Finalmente una vittoria, ma non illudiamoci

Dopo un inizio di campionato molto complicato con appena due punti in quattro partite, la Juventus trova la sua prima vittoria in Serie A per 3-2 contro lo Spezia. Una gara nella quale come al solito, gli uomini di Massimiliano Allegri si sono complicati la vita da soli.


Dopo essere passati in vantaggio con un bellissimo gol di Kean, i bianconeri si sono fatti raggiungere dai padroni di casa prima con Gyasi, poi su contropiede con il giovane Antiste. Alla fine però la compagine torinese è riuscita comunque a portare a casa i tre punti grazie ad uno scatenato Federico Chiesa, e a De Ligt sugli sviluppi di un corner.

Nonostante il risultato positivo, però, la Vecchia Signora ha messo in mostra i soliti limiti con i quali tanto ci siamo abituati in questo inizio di stagione.


Premesso che vista la tragica situazione di classifica vincere la gara di ieri sera era fondamentale non solo per allontanarsi dai bassifondi, ma anche per dare maggiore morale e fiducia ad una squadra parsa ultimamente in totale confusione. Vincere aiuta a vincere, questo poco ma sicuro, ma dall’incontro di ieri sono pochi gli spunti positivi da poter prendere in considerazione.
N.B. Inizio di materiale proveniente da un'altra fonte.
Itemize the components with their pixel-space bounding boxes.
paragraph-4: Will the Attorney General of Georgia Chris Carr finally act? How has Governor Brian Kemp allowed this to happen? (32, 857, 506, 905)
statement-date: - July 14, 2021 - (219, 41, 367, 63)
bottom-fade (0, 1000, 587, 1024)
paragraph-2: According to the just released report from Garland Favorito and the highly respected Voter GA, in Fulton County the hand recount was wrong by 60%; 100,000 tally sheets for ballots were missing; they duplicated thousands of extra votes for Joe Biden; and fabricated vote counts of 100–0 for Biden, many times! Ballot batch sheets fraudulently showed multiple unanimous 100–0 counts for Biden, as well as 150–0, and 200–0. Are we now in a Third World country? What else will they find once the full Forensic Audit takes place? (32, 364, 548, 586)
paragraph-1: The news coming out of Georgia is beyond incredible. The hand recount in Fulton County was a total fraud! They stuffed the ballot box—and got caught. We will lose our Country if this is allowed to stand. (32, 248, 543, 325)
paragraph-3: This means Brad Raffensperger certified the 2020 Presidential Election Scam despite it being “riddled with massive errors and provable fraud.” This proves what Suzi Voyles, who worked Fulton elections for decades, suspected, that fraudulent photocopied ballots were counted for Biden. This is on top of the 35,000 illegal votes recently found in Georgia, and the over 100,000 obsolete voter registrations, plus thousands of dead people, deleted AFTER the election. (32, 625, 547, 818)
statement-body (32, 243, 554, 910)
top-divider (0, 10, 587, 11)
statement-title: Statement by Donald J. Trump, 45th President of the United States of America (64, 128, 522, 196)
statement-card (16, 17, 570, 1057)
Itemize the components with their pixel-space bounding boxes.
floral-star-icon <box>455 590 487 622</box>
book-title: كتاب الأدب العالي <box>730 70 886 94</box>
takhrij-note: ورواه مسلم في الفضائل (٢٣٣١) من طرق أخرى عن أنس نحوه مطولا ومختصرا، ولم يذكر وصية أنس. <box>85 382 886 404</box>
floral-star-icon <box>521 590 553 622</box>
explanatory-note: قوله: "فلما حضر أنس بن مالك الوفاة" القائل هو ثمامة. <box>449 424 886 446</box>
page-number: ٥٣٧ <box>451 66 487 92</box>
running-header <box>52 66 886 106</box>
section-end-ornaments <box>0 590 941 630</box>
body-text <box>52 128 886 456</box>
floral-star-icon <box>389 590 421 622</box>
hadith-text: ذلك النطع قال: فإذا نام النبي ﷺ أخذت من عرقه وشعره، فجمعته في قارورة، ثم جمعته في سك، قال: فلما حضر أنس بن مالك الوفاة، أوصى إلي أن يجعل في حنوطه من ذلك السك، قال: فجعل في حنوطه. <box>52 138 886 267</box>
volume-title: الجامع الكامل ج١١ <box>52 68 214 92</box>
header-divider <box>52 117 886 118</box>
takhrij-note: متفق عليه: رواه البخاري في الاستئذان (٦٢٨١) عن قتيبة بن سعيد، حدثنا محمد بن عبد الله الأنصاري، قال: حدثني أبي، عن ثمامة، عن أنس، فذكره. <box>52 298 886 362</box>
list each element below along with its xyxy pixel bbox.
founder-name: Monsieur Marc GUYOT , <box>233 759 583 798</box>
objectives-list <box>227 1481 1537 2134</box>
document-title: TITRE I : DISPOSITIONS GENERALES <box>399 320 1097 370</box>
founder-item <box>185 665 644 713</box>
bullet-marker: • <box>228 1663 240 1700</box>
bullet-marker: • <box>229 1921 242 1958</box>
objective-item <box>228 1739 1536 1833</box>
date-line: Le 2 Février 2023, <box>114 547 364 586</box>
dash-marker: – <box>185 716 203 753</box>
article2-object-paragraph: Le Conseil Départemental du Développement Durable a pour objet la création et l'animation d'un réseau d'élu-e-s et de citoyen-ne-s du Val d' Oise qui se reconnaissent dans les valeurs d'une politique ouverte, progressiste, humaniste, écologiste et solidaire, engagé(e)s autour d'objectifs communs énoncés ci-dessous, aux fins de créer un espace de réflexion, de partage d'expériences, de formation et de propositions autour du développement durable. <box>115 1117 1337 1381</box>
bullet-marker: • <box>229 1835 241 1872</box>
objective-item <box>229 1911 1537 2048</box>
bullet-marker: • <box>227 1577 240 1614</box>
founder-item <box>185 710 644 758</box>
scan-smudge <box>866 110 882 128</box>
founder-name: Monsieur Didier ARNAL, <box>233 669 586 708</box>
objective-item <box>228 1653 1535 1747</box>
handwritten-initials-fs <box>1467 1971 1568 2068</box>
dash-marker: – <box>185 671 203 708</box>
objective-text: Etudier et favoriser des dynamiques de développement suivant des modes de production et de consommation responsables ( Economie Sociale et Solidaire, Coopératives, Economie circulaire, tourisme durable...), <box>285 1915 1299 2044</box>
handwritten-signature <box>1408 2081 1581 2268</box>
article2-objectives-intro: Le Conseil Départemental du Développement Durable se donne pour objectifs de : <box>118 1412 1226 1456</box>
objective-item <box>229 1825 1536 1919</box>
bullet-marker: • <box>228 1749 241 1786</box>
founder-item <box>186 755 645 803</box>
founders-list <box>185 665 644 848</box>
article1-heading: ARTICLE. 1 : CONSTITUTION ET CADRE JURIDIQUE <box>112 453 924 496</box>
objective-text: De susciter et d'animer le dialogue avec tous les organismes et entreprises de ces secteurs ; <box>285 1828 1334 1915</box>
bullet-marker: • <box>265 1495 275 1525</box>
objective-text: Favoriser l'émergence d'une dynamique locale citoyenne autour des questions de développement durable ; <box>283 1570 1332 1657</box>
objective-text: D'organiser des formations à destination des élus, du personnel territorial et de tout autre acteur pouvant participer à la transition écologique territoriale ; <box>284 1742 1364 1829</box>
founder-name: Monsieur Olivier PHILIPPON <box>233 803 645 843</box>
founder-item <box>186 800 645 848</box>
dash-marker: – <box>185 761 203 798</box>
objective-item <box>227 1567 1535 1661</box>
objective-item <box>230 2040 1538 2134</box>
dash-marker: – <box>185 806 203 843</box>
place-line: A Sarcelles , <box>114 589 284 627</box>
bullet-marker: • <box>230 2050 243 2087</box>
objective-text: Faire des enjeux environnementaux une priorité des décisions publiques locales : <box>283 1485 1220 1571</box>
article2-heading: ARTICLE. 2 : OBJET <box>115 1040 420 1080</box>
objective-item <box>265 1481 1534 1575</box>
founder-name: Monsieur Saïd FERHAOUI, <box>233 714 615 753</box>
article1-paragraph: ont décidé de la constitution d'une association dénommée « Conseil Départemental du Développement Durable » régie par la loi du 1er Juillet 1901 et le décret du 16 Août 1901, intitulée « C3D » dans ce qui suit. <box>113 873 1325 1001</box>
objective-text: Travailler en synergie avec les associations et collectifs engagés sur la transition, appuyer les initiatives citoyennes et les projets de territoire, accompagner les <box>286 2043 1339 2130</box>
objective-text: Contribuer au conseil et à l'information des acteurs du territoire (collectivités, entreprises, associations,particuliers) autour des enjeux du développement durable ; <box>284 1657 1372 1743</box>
Sicuramente bisogna dare merito alla squadra per essere riuscita a reagire alla situazione di svantaggio. Fino ad ora infatti, la Juventus aveva peccato proprio in personalità e determinazione, non riuscendo mai a reagire alle difficoltà come dovrebbe fare una grande squadra.


Ottima la prestazione di Kean e soprattutto di Chiesa, capace di prendersi la squadra sulle spalle lottando come un leone fino allo sfinimento. Si sono intravisti anche buoni inserimenti in area di rigore di Rabiot. Allegri infatti crede molto nelle doti fisiche e tecniche del francese, bravo nell’indossare la veste di assist-man sul primo gol.


A queste considerazioni positive si aggiungono anche i soliti problemi, primo fra tutti un’enorme passività in fase difensiva. I liguri infatti sono arrivati alla conclusione verso la porta difesa da Szczesny fin troppe volte. Se la difesa non ha brillato, lo stesso si può dire per Mckennie, Bentancur e Dybala.


Il primo è parso diverse volte un pesce fuor d’acqua divorandosi anche una grande occasione da gol. Per quanto riguarda i due sudamericani, invece, Bentancur ha dimostrato ancora troppi limiti commettendo qualche sbavatura di troppo; mentre ci si aspettava sicuramente di più da capitan Dybala, troppo lontano dalla porta e incapace di trascinare i suoi.


Insomma, la vittoria di ieri potrebbe avere un certo peso sui prossimi impegni, ma per mister Allegri ci sarà molto da lavorare per trovare la giusta quadra.